Le Conseil d’Etat confirme sa jurisprudence antérieure dans l’hypothèse où la société rend des services soumis à la TVA à ses filiales et peut exercer un droit à déduction sur les frais généraux qu’elle supporte.
Les entreprises non assujetties à la TVA (ou non assujetties sur 90 % au moins de leur chiffre d’affaires) sont redevables d’une taxe sur les salaires qu’elles versent (CGI, art. 231). L’assiette de cette taxe est déterminée par un ratio (« rapport d’assujettissement »). Au numérateur de ce ratio, on retient le chiffres d’affaires non passible de la TVA (« total des recettes et autres produits qui n’ont pas ouvert droit à déduction de la TVA »), et au dénominateur, le chiffre d’affaires total de la même année.
Le Conseil d’Etat a jugé, il y a plusieurs années déjà, que les dividendes servis à une société par ses filiales du seul fait de sa qualité d’actionnaire devaient figurer au numérateur de ce rapport d’assujettissement, dès lors qu’ils n’entraient pas dans le champ d’application de la TVA et ne pouvaient ouvrir droit à déduction (29 juin 2001, n° 176105, SA Banque Sudameris).
Entretemps, la CJUE a toutefois jugé que la TVA grevant les frais généraux des holdings qui s’immiscent dans la gestion de leurs filiales était intégralement déductible (16 juillet 2015, aff. C-108/14 et C-109/14, Larentia et Marenave), peu après suivie par le Conseil d’Etat (20 mai 2016, n° 371940, Sté Ginger).
Une société holding animatrice a tenté de tirer argument de ces décisions pour soutenir que les dividendes perçus de sa filiale ne devaient pas figurer au numérateur du rapport servant à déterminer sa base d’assujettissement à la taxe sur les salaires. Les juges du fond lui ont donné raison, considérant que dès lors que la requérante avait un droit à déduction sur l’ensemble de ses dépenses, les dividendes servis par sa filiale devaient être regardés comme la contrepartie d’une activité économique, entrant dans le champ d’application de la TVA et donc exclus du numérateur du rapport d’assujettissement (CAA Douai, 28 février 2017, n° 15DA00594).

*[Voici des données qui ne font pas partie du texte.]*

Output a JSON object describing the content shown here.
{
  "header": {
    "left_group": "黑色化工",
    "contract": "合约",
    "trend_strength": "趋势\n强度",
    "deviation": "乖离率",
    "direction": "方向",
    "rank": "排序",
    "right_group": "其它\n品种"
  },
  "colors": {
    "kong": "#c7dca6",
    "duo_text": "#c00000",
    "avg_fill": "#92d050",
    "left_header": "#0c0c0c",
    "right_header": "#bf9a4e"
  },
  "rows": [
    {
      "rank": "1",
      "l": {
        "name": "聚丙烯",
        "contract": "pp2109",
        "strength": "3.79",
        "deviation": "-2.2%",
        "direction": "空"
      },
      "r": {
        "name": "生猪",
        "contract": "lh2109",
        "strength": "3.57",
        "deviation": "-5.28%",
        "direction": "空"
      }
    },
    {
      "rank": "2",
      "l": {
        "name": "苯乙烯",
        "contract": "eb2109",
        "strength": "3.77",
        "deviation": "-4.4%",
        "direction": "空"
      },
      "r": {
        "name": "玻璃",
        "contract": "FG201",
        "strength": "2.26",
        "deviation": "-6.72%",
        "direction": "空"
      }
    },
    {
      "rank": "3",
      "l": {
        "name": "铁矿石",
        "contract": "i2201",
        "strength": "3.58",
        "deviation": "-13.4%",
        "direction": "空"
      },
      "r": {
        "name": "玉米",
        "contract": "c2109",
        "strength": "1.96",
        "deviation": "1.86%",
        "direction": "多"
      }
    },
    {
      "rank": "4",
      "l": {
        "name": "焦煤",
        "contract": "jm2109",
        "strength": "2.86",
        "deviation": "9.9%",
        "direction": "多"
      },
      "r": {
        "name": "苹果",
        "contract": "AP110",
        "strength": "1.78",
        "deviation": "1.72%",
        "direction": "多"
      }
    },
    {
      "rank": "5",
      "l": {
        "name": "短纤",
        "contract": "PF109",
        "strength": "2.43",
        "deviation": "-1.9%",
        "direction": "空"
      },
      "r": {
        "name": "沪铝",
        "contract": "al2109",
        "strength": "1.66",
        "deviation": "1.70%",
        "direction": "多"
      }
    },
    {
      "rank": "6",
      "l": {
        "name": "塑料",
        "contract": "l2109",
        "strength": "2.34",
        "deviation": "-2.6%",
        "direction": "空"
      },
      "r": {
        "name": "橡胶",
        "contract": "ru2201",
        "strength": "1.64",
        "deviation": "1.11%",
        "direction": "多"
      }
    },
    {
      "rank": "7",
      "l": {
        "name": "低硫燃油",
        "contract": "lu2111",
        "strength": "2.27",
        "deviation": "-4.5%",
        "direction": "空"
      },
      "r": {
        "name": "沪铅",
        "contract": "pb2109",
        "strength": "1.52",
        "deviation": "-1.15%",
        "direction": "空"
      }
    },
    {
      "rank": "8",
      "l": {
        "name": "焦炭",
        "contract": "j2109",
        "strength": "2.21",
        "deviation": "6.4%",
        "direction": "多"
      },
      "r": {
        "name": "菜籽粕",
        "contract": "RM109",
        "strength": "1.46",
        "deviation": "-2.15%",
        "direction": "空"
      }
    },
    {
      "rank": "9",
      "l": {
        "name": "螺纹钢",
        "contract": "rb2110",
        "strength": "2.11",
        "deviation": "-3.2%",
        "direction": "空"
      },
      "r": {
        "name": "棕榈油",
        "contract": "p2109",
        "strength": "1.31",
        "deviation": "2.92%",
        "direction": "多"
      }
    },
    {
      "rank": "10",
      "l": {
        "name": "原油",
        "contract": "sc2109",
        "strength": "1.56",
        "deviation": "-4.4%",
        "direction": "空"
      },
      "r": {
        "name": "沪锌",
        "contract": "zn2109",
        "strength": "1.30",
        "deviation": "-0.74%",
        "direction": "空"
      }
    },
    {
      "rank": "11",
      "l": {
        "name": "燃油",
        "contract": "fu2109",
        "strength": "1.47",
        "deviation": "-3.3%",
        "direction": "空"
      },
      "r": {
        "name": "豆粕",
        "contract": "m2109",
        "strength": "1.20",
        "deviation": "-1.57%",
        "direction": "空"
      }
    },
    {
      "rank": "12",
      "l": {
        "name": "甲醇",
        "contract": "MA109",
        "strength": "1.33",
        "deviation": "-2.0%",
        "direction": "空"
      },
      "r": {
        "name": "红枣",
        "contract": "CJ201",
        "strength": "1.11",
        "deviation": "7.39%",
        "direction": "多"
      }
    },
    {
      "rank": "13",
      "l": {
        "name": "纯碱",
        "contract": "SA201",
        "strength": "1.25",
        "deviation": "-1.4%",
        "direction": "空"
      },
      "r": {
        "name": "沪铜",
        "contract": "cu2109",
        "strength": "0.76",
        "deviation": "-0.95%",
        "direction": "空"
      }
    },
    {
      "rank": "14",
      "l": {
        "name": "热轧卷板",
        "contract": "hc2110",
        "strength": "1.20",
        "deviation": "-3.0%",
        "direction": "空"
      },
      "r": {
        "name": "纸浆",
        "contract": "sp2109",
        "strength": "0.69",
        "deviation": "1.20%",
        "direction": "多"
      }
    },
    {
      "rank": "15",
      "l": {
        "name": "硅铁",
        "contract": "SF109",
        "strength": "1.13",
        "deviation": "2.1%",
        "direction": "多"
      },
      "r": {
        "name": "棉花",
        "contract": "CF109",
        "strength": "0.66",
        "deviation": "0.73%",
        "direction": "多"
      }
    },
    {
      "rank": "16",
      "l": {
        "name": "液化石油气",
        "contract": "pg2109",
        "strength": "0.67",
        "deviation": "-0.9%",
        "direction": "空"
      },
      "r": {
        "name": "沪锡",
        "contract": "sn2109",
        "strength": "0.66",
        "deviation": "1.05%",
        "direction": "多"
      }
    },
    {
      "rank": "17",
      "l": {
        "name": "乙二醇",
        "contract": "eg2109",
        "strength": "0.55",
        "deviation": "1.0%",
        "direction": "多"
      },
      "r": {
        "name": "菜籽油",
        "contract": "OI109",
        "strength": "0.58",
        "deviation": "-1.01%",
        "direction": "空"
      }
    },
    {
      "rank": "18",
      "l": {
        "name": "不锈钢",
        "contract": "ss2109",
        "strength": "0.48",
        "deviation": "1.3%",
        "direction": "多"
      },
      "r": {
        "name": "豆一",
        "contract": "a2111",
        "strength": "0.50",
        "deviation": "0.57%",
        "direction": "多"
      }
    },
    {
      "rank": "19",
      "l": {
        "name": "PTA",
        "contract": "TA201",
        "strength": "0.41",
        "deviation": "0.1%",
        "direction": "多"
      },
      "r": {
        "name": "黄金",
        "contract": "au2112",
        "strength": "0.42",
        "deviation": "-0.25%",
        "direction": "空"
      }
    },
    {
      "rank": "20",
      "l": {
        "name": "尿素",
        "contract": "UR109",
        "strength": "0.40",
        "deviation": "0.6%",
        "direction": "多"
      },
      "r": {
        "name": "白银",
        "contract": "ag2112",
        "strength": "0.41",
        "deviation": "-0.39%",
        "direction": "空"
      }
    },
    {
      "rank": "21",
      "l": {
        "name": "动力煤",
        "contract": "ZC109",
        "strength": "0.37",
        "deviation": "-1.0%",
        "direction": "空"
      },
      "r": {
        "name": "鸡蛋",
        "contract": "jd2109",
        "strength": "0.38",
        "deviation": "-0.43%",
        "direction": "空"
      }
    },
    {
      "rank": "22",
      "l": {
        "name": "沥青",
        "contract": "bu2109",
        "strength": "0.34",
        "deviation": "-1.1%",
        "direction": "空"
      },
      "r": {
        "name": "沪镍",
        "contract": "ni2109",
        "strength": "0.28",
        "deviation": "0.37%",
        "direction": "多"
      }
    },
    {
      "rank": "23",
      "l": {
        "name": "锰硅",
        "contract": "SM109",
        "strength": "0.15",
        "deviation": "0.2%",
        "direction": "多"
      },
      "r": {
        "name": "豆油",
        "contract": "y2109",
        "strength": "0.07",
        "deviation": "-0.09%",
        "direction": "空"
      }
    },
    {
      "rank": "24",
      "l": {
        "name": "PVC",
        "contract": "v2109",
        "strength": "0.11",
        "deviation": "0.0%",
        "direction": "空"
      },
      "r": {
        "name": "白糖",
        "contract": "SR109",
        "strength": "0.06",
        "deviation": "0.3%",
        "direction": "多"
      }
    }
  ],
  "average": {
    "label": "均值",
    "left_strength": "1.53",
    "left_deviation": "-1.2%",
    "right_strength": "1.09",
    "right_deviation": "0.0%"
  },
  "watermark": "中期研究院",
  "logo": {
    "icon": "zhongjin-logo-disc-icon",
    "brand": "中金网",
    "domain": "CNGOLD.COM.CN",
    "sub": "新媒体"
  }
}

Mais, le Conseil d’Etat ne partage pas cette analyse et confirme sa jurisprudence antérieure.
Il rappelle, en premier lieu que la LFR 1993, à l’origine des dispositions en cause, a eu pour objet de dissocier le rapport d’assujettissement à la taxe sur les salaires du rapport (ou « prorata ») de TVA. Se référant ensuite à la jurisprudence de la CJUE, il juge que la perception de dividendes, n’étant pas la contrepartie d’une activité économique, n’entre pas, elle-même, dans le champ d’application de la TVA, et ce, même dans l’hypothèse où la société holding qui perçoit les dividendes s’immisce dans la gestion de ses filiales en leur fournissant des prestations de services soumises à cette taxe. Dès lors, ces dividendes doivent, pour la détermination de l’assiette de la taxe sur les salaires, être compris au numérateur du rapport d’assujettissement.
L’avis du praticien : Marie Manuelli
Cette décision met fin à toute polémique et s’inscrit dans la logique de la taxe sur les salaires telle que précisée dans la jurisprudence antérieure du Conseil d’Etat.